A few weeks ago I walked to Toronto’s waterfront to take some pictures for the Take Tuesday photo challenge, for the theme of water. (You can see those pictures here.) It was a short(ish) walk and after heading down I told myself I would go back. It was so pretty and relaxing. Now I will be visiting it much more often and plan to incorporate the trip south in my regular walks about town. I really want to see all the seasons from the vantage point along the water.
While I was there I took these pictures of an adjacent place called “The Music Garden”.
And while the garden is really lovely, what has gotten me more excited is located directly east of the garden.
This is the Spadina Quay Wetland. Some years ago this was a parking lot which is today a transformed hinterland. After it was noticed that pike were spawning in Toronto Harbour, much work was done to encourage the development of a natural habitat here.

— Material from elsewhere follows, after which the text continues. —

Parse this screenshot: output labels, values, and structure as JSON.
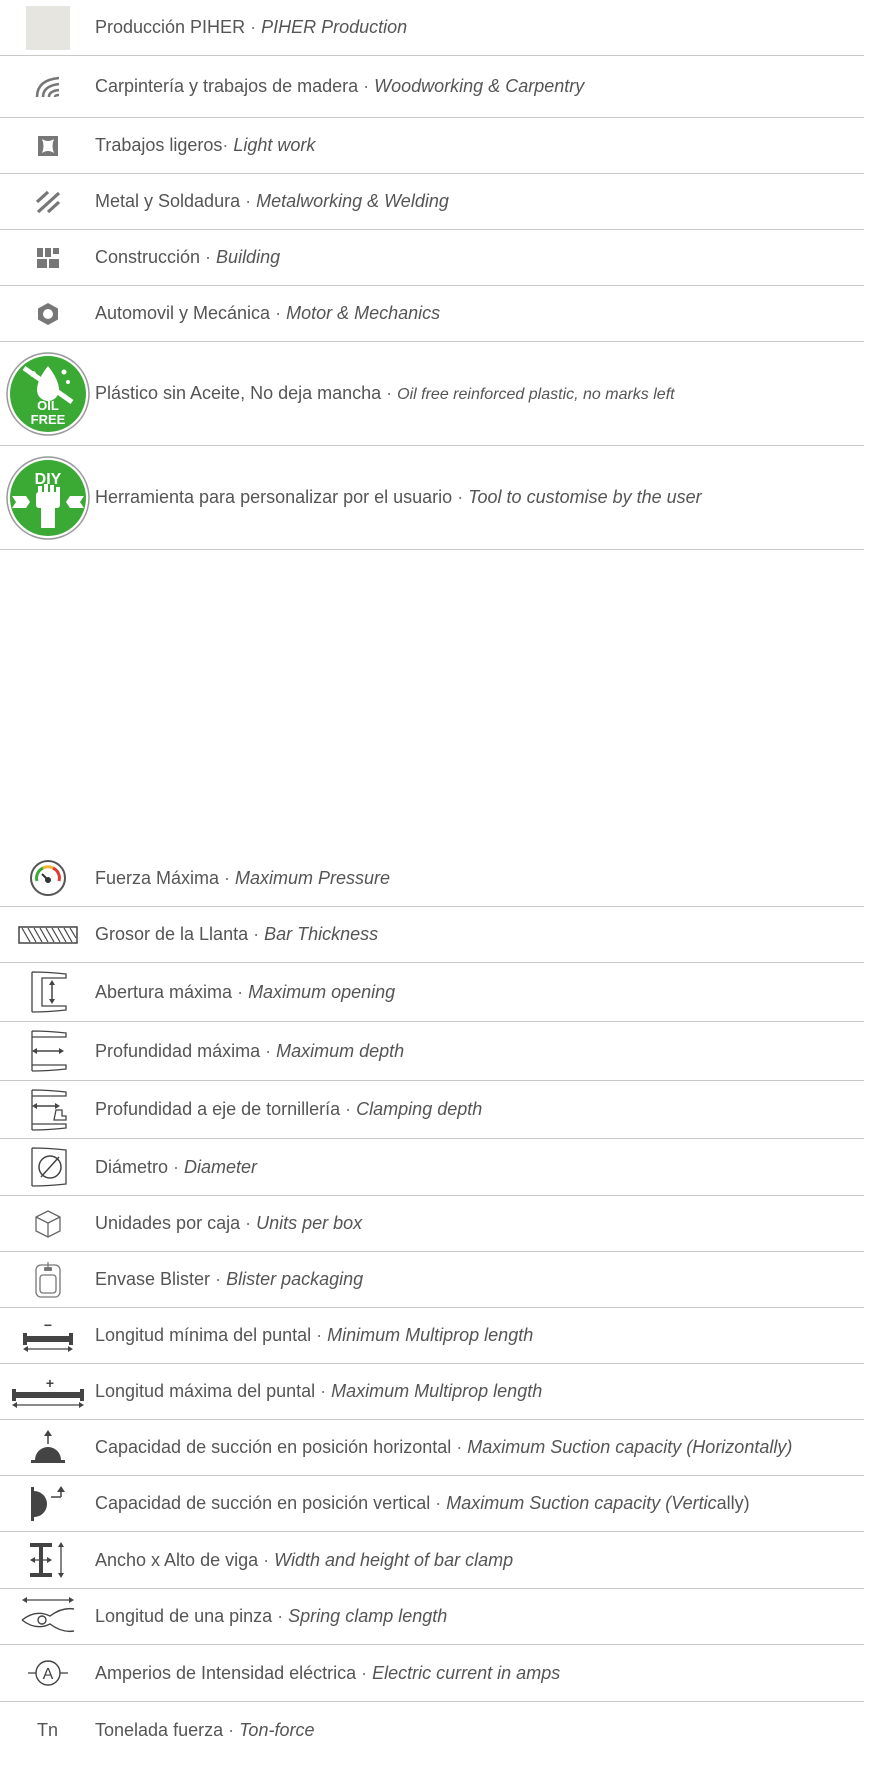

The following was transcribed directly from the information sign found within the area (shown above) … “Although small in size – 0.35 hectares – the Spadina Quay Wetland demonstrates the potential to transform a once barren parking lot into a diverse and stable ecosystem. A series of features will provide a new home for spawning fish, amphibians and marsh birds as well as a wonderful recreational area for local residents and visitors. The water’s edge boardwalk and viewing platforms will showcase the restoration of functional habitat for fish and wildlife and increase public awareness of the fish and wildlife resources of Toronto Bay. It is a powerful symbol of how we can regenerate habitat in the highly urbanized part of the Toronto waterfront.”
One last shot to give you a real idea how close this has all happened to a place where many people live …
I got a comment from a reader a few weeks ago that I really liked. It was in response to one of my posts about birds and the writer said that I was “one with nature”. I love that notion … that I have the opportunity to be one with nature, all while living in the middle of a dynamic big city!